BIO
Olivier Blanchard (Amiens, France, 1948) earned his PhD in Economics at the Massachusetts Institute of Technology (MIT) in 1977. After occupying faculty positions at Harvard University, in 1983 he returned to MIT, where he has spent most of his career, serving as chair of the Economics Department from 1998 to 2003. He was head of the International Monetary Fund’s research department between 2008 and 2015. Robert M. Solow Professor of Economics at MIT since 2014, he is also the Fred Bergsten Senior Fellow at the Peterson Institute for International Economics. He currently combines these appointments with a professorship at the Paris School of Economics. Blanchard is a member of several associations including the Econometric Society and the American Academy of Arts and Sciences, and has also served on the economic advisors panel of the U.S. Congressional Budget Office. He has published more than 150 articles in academic journals and has authored or co-authored several books on macroeconomics.
CONTRIBUTION
Olivier Blanchard is one of the researchers with the greatest impact on macroeconomics in the last four decades. Both in terms of theoretical foundations and applied work, and from his academic contributions as well as in terms of influence on public policy.

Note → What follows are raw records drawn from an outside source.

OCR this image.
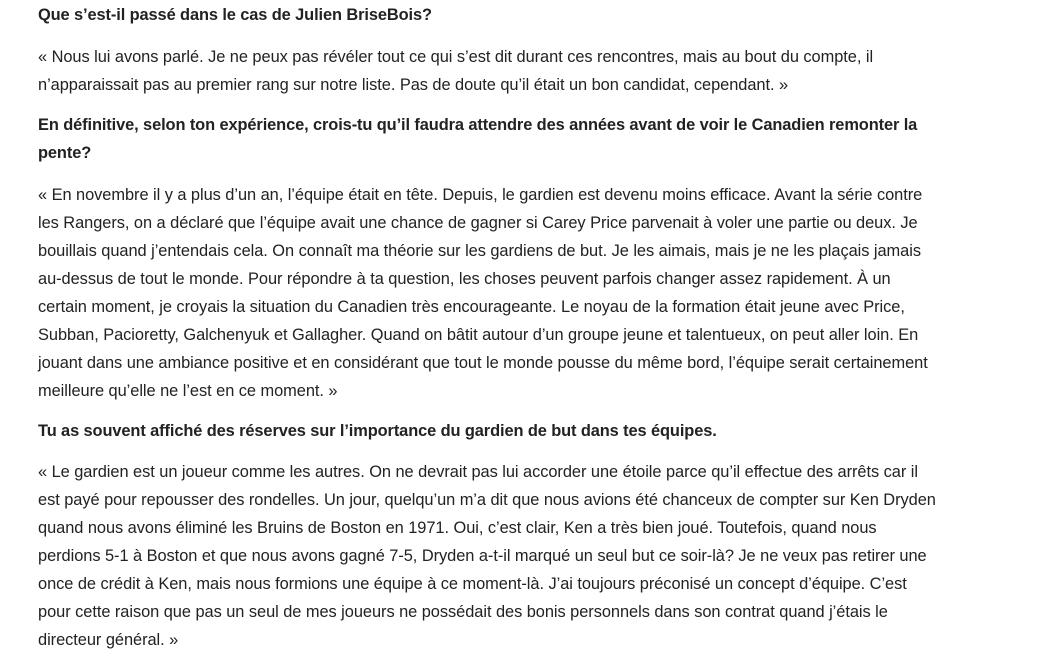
Que s’est-il passé dans le cas de Julien BriseBois?

« Nous lui avons parlé. Je ne peux pas révéler tout ce qui s’est dit durant ces rencontres, mais au bout du compte, il n’apparaissait pas au premier rang sur notre liste. Pas de doute qu’il était un bon candidat, cependant. »

En définitive, selon ton expérience, crois-tu qu’il faudra attendre des années avant de voir le Canadien remonter la pente?

« En novembre il y a plus d’un an, l’équipe était en tête. Depuis, le gardien est devenu moins efficace. Avant la série contre les Rangers, on a déclaré que l’équipe avait une chance de gagner si Carey Price parvenait à voler une partie ou deux. Je bouillais quand j’entendais cela. On connaît ma théorie sur les gardiens de but. Je les aimais, mais je ne les plaçais jamais au-dessus de tout le monde. Pour répondre à ta question, les choses peuvent parfois changer assez rapidement. À un certain moment, je croyais la situation du Canadien très encourageante. Le noyau de la formation était jeune avec Price, Subban, Pacioretty, Galchenyuk et Gallagher. Quand on bâtit autour d’un groupe jeune et talentueux, on peut aller loin. En jouant dans une ambiance positive et en considérant que tout le monde pousse du même bord, l’équipe serait certainement meilleure qu’elle ne l’est en ce moment. »

Tu as souvent affiché des réserves sur l’importance du gardien de but dans tes équipes.

« Le gardien est un joueur comme les autres. On ne devrait pas lui accorder une étoile parce qu’il effectue des arrêts car il est payé pour repousser des rondelles. Un jour, quelqu’un m’a dit que nous avions été chanceux de compter sur Ken Dryden quand nous avons éliminé les Bruins de Boston en 1971. Oui, c’est clair, Ken a très bien joué. Toutefois, quand nous perdions 5-1 à Boston et que nous avons gagné 7-5, Dryden a-t-il marqué un seul but ce soir-là? Je ne veux pas retirer une once de crédit à Ken, mais nous formions une équipe à ce moment-là. J’ai toujours préconisé un concept d’équipe. C’est pour cette raison que pas un seul de mes joueurs ne possédait des bonis personnels dans son contrat quand j’étais le directeur général. »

Blanchard participated in establishing the foundations of the so-called New Keynesian Economics, which is now the basic framework for macroeconomic policy analysis. His study of the effects of monetary policy under conditions of monopolistic competition, together with Nobihuro Kiyotaki, is one of the pillars of this school of thought. Moreover, his treatment of nominal and real wage rigidities and their implications for unemployment is the main reference for the analysis of the effects of macroeconomic policies and the causes of unemployment within the class of Stochastic Dynamic General Equilibrium Models.
Years after laying the foundations for these models he used them in a practical way, when between 2008 and 2016 he was heading the IMF think tank, and had to provide technical analysis to public policy makers and central bank presidents around the world, in the midst of a major financial and debt crisis.